O anúncio do oitavo pacote econômico da Argentina já foi divulgado pelos jornais locais, mas ainda não decolou. O presidente Fernando De la Rúa passou a quarta-feira 31 inteira em reuniões com o ministro da Economia, Domingo Cavallo, para tentar convencer governadores, sindicalistas e outras lideranças políticas a aderir ao novo plano. Primeiro, eles apresentaram as novas medidas aos peronistas. Ninguém comentou nada. Depois, foi a vez de a equipe do presidente se reunir com os governadores da Aliança. E aí o diálogo emperrou: uma discussão acalorada entre o ministro Cavallo e o governador de Chaco, Ángel Rozas, travou as negociações com todas as outras províncias. Rozas apresentou uma proposta relativa ao repasse de verbas federais para as províncias, consenso entre todos os governadores. O ministro tentou fazer modificações para que o documento ficasse de acordo com o pacote de medidas econômicas, e aí não é difícil adivinhar o que aconteceu: as negociações foram adiadas para que o governo tente mais uma vez convencer os governadores a aceitar uma redução do repasse de verbas, hoje de US$ 1,4 bilhão por mês.

A situação está tão complicada que, na noite de terça-feira, De la Rúa chegou a afirmar que a reestruturação da dívida argentina já conta com o aval do Tesouro americano e do FMI. Um dia depois, o secretário do Tesouro dos EUA, Paul O’Neill, disse ser improvável que seu país apóie a Argentina, que prepara uma troca da dívida para evitar a moratória com o objetivo de obter nova ajuda financeira do FMI.

Segundo o diário Página 12, a “surpresa” guardada pelos técnicos do governo é a reestruturação geral da dívida, interna e externa, de US$ 130 bilhões, o item mais polêmico do plano. Em relação à dívida externa, a idéia é aumentar prazos e reduzir juros. De la Rúa diz que essa renegociação será discutida com os credores, e não imposta. Mas os analistas não acreditam que as coisas correrão dessa maneira. O mesmo raciocínio vale para a dívida interna. Grandes fundos de pensão e bancos oficiais, principais credores internos do governo, terão de aceitar algum prejuízo.

É um meio calote. Traduzida para a vida real, a idéia do governo é oferecer aos credores uma nova dívida com um custo mais baixo que o atual, agregando garantias através de organismos e governos internacionais. Na avaliação do relatório diário do Bicbanco, “a troca seria voluntária em termos, já que para os credores praticamente não haveria alternativa porque a dívida, no nível que se encontra, é impagável”.

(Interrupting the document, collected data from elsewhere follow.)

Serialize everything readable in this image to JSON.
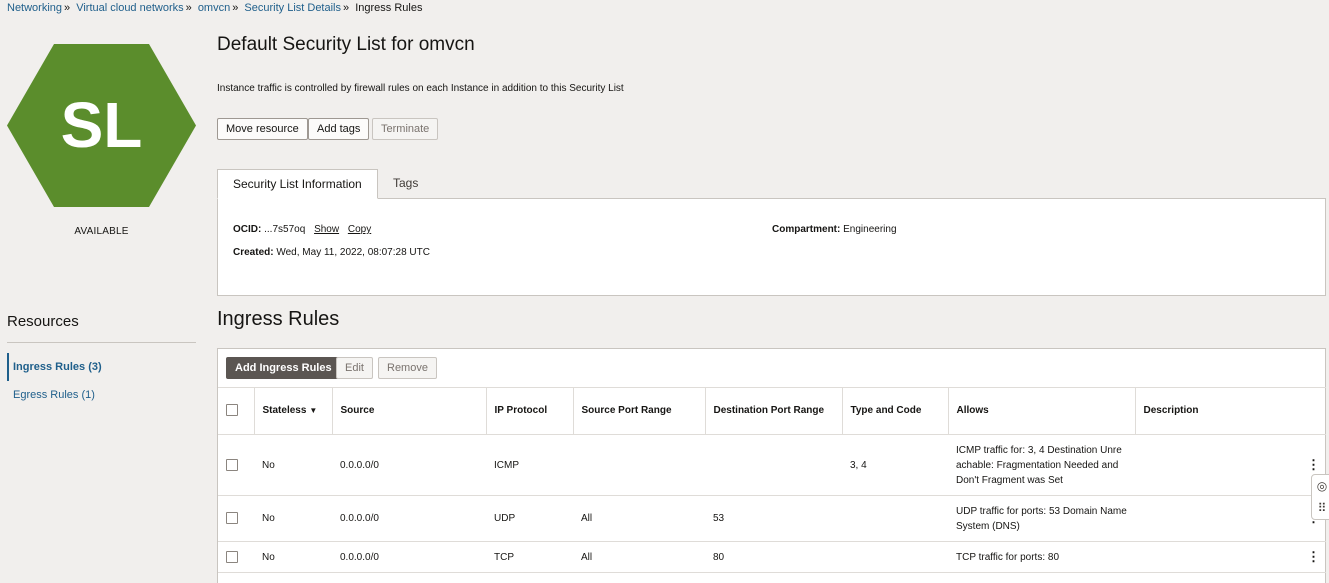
{
  "breadcrumb": {
    "items": [
      "Networking",
      "Virtual cloud networks",
      "omvcn",
      "Security List Details"
    ],
    "current": "Ingress Rules"
  },
  "badge": {
    "initials": "SL",
    "color": "#5b8d2c"
  },
  "status": "AVAILABLE",
  "title": "Default Security List for omvcn",
  "description": "Instance traffic is controlled by firewall rules on each Instance in addition to this Security List",
  "actions": {
    "move": "Move resource",
    "tags": "Add tags",
    "terminate": "Terminate"
  },
  "tabs": {
    "info": "Security List Information",
    "tags": "Tags"
  },
  "info": {
    "ocid_label": "OCID:",
    "ocid_value": "...7s57oq",
    "show": "Show",
    "copy": "Copy",
    "created_label": "Created:",
    "created_value": "Wed, May 11, 2022, 08:07:28 UTC",
    "compartment_label": "Compartment:",
    "compartment_value": "Engineering"
  },
  "resources": {
    "title": "Resources",
    "items": [
      "Ingress Rules (3)",
      "Egress Rules (1)"
    ]
  },
  "section_title": "Ingress Rules",
  "table_actions": {
    "add": "Add Ingress Rules",
    "edit": "Edit",
    "remove": "Remove"
  },
  "table": {
    "headers": [
      "Stateless",
      "Source",
      "IP Protocol",
      "Source Port Range",
      "Destination Port Range",
      "Type and Code",
      "Allows",
      "Description"
    ],
    "rows": [
      {
        "stateless": "No",
        "source": "0.0.0.0/0",
        "protocol": "ICMP",
        "src_port": "",
        "dst_port": "",
        "type_code": "3, 4",
        "allows": "ICMP traffic for: 3, 4 Destination Unreachable: Fragmentation Needed and Don't Fragment was Set",
        "description": ""
      },
      {
        "stateless": "No",
        "source": "0.0.0.0/0",
        "protocol": "UDP",
        "src_port": "All",
        "dst_port": "53",
        "type_code": "",
        "allows": "UDP traffic for ports: 53 Domain Name System (DNS)",
        "description": ""
      },
      {
        "stateless": "No",
        "source": "0.0.0.0/0",
        "protocol": "TCP",
        "src_port": "All",
        "dst_port": "80",
        "type_code": "",
        "allows": "TCP traffic for ports: 80",
        "description": ""
      }
    ]
  },
  "icons": {
    "sort": "caret-down-icon",
    "kebab": "kebab-menu-icon",
    "help": "help-lifebuoy-icon"
  }
}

As medidas sociais incluem uma ajuda aos setores mais carentes da população, que receberiam subsídios diretos de acordo com o número de filhos. Pessoas com mais de 70 anos, sem aposentadoria, devem receber uma ajuda de US$ 100 por mês. As pequenas e médias empresas exportadoras estarão livres do Imposto sobre Valor Agregado (IVA). O maior problema aí é que o governo federal não está em condições de abrir mão de receitas. Ao contrário. Justamente por isso o pacote deverá incluir um novo corte de gastos de pelo menos 30% para todos os ministérios.

Pobre Argentina ou Argentina pobre? A tormenta financeira vem corroendo os empregos e reduzindo o valor das principais empresas do país a níveis que não eram registrados desde a introdução do regime de conversibilidade, em 1991. Está tudo dando errado por lá. As chuvas recentes deixaram oito mil pessoas desabrigadas. Uma ameaça de bomba, terça-feira, 30, suspendeu as negociações da Bolsa. Um dia antes, um relatório confidencial da Kroll, empresa na área de avaliação de riscos, alertava seus clientes empresários sobre “o alto perigo de um ataque terrorista na Argentina”, recomendando não viajar para o país. Outra pancada da semana: o risco-país deu aos argentinos o pior recorde mundial na quarta-feira 31: 2.123 pontos, o maior nível desde março de 1995.

Só falta o jogo de homenagem a Maradona, dia 10 de novembro, ser um fiasco. O maior ídolo dos argentinos engordou muito, mas não perdeu a pontaria: “O Cavallo mandou o país para a quarta divisão.” Um doutor em economia jamais encontraria tradução tão perfeita para a situação da Argentina.